Earnie Larson, a very renowned Addiction Recovery Counselor has a question that can change your life, "What is it about me" The best way that this can be applied is to use it anytime you find yourself in a situation that could be described as a "persistent complaint"

Earnie Larson, a very renowned Addiction Recovery Counselor has a question that can change your life, "What is it about me?" The best way that this can be applied is to use it anytime you find yourself in a situation that could be described as a "persistent complaint". What this means is anytime you find yourself in a repetitive pattern of behavior that leaves you complaining about the results.

This can be anything. It could mean that you consistently complain about the way you get treated by the opposite sex. Perhaps your pattern is ending up in lousy jobs you hate. Maybe you find yourself always blaming someone else for your unhappiness. Maybe you are extremely critical of others and they can never do anything that will please you.

Take a good look at the patterns of complaint you have. It seems to be part of the human condition that this is the way we do things. It’s not necessarily a bad thing, but it does rob us of a more enjoyable life. There’s a good possibility that you’re aware that these patterns reduce the pleasure in your life. You may even feel some shame, embarrassment, guilt, frustration or anger at finding yourself back in the negative situation again.

1.) One of the first ways to free yourself is to realize that there is one common factor in every single one of those situations - and that is you. This is not to induce guilt, but rather introspection. If you are the common factor, then you can examine the situation and see how your habitual patterns are producing those results. That can bring about different results.
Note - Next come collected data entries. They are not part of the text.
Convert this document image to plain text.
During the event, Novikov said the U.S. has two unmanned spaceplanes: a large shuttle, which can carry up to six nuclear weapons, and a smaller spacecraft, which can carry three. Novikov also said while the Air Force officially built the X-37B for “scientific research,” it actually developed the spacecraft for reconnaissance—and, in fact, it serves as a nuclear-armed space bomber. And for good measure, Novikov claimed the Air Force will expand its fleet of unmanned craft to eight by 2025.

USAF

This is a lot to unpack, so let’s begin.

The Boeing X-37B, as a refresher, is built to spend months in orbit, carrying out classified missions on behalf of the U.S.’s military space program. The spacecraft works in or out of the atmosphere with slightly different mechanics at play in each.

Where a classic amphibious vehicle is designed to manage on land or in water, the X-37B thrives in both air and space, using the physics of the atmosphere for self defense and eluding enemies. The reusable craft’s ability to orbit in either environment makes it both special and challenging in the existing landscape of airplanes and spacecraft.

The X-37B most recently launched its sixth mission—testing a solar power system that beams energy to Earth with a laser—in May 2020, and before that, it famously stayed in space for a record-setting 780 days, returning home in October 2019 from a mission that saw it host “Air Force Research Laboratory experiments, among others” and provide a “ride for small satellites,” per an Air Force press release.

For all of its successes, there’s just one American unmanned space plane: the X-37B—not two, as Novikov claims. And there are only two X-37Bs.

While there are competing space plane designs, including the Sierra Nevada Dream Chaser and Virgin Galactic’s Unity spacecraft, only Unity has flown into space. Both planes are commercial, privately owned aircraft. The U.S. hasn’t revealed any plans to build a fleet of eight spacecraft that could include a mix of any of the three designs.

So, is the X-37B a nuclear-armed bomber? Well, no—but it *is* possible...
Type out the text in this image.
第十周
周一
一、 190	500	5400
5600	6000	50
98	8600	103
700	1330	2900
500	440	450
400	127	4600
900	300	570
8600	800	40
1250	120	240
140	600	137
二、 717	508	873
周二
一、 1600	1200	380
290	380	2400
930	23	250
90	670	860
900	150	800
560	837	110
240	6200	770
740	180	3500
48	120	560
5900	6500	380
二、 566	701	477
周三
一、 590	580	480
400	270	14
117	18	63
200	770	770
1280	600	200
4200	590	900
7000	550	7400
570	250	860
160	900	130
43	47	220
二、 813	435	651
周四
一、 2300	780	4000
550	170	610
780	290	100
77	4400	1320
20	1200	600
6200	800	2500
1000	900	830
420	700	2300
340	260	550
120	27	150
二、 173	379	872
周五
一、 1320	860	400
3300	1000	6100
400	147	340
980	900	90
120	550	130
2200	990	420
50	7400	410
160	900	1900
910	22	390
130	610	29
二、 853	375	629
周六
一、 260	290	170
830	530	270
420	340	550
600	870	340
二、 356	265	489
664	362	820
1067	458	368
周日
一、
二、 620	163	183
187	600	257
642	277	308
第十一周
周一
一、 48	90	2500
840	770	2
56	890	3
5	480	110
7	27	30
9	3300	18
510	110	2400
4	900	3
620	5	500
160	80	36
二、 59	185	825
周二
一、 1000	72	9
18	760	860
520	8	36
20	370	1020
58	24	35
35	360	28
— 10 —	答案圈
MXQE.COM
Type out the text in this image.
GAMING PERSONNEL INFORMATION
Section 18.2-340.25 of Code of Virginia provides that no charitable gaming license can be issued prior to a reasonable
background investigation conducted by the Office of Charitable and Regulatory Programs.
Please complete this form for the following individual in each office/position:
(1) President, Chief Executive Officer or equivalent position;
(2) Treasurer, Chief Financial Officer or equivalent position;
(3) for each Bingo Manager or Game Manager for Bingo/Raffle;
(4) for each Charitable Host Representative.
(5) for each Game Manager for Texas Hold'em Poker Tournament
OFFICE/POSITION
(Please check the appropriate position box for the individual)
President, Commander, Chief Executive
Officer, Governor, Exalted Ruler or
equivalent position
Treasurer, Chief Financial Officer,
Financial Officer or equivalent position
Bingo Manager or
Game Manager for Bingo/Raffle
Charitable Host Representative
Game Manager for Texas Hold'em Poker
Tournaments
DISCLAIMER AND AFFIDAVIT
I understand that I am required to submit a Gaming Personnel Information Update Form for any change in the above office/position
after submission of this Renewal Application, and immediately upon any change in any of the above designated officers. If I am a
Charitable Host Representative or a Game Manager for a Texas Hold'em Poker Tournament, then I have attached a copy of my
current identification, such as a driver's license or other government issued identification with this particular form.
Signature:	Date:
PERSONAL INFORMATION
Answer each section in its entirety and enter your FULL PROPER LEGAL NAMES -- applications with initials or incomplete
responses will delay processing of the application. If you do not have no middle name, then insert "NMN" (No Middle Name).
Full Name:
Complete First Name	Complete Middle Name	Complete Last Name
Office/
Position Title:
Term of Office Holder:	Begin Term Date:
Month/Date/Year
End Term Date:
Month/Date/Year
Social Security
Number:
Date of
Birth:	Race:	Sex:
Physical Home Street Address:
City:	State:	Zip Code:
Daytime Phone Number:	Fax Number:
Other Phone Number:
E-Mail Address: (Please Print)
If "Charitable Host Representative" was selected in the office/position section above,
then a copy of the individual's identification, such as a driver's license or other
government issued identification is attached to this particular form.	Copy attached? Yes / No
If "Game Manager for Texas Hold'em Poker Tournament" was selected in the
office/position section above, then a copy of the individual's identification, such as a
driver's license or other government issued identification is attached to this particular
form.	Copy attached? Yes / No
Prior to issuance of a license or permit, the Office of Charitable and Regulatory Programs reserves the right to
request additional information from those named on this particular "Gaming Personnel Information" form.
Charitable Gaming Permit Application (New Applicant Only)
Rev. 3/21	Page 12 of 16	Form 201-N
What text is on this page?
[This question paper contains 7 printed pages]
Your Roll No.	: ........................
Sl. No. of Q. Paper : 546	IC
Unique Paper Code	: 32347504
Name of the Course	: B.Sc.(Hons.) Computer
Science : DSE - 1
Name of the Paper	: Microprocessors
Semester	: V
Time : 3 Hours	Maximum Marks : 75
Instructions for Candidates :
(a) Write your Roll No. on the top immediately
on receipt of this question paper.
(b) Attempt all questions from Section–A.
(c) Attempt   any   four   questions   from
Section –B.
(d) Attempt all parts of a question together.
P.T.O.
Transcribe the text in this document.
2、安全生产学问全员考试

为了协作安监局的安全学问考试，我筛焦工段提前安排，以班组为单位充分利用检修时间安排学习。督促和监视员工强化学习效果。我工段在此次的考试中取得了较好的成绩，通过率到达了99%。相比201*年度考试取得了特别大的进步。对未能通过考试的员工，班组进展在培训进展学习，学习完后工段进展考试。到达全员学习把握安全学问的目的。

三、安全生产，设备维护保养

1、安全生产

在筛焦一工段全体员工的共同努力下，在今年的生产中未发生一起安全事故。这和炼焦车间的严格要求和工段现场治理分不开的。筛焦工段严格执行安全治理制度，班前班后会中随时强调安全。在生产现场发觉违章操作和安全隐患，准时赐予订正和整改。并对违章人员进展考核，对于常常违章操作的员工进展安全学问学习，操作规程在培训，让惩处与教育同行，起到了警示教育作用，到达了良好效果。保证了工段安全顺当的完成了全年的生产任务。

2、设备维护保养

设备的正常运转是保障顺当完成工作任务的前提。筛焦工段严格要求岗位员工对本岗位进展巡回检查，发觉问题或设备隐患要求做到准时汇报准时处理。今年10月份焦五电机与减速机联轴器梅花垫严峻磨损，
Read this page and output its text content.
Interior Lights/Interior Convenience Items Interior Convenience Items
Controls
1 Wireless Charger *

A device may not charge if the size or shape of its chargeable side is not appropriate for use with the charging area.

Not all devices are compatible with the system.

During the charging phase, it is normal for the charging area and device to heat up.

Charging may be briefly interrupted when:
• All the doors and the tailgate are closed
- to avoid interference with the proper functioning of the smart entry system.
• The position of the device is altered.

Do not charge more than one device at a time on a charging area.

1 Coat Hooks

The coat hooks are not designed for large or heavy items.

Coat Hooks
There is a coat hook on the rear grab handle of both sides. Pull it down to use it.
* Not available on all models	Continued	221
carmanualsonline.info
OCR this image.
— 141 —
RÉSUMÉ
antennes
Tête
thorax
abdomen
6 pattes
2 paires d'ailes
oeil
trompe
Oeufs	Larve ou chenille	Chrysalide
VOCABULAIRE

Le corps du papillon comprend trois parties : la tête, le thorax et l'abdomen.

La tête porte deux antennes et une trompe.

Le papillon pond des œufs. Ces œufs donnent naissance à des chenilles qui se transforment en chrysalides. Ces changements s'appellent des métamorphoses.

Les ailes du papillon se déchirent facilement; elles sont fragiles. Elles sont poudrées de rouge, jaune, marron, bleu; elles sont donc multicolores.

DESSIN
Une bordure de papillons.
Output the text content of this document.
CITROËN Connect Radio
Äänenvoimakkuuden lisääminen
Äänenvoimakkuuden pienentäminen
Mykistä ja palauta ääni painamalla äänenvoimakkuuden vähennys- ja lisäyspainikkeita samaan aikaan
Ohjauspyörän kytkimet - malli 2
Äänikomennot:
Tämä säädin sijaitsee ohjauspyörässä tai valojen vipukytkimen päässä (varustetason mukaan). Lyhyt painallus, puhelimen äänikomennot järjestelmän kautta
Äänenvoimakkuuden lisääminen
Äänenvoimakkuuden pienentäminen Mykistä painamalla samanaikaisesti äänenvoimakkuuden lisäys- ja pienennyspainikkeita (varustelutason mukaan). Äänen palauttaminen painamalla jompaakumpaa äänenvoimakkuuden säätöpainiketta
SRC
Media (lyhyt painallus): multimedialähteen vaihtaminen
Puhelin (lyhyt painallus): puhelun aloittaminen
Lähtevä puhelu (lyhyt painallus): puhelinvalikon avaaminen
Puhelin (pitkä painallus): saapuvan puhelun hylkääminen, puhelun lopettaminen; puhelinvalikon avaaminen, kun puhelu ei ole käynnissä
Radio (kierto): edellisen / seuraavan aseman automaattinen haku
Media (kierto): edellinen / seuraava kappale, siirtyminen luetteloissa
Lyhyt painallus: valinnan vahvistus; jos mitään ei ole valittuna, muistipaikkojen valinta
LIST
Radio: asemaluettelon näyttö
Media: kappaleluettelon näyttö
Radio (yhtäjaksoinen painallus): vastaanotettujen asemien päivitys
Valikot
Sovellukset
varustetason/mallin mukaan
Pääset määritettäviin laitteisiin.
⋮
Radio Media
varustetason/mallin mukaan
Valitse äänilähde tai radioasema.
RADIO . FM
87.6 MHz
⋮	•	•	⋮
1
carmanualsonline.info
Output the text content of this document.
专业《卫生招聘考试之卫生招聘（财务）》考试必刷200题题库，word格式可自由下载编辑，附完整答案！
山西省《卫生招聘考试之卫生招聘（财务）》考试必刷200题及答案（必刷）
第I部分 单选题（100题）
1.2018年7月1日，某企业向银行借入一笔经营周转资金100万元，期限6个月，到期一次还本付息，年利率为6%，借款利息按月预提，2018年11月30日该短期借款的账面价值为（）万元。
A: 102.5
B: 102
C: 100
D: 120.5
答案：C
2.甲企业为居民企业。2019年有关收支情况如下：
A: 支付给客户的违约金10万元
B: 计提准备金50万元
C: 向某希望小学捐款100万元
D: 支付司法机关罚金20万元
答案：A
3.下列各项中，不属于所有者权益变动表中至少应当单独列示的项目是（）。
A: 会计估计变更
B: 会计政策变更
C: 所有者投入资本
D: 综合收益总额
2.) Ask yourself the question about the situation, "What is it about me?" Be aware that this question is not to have a victim connotation, but instead to have a responsibility connotation. With the responsibility angle, it can be different. It can be within your control.

3.) Here are some things to consider when you ask yourself, "What is it about me?".

a.) Was there something that you ignored up front that produced the results you got? Did you fail to notice the character, personality, style, or circumstances of another person and this led to results you experienced as negative?

b.) Did you notice the character, personality, style or circumstances of the other person, but you "discounted" your observation or intuition? In other words, did you know up front, but used some sort of mental mechanism to create a situation where you (consciously or unconsciously) decided not to place any importance on what you "knew"? This can amount to colluding in our own negative results.

c.) If the pattern was conscious, take a look at any patterns of rationalization you used to produce the results you got. This could be something like, "I know he’s done X in the past, but he would never do that to me." or, "I feel there’s a ‘hidden agenda’ going on here, but I will ignore my intuition and go ahead because (justification) or (justification).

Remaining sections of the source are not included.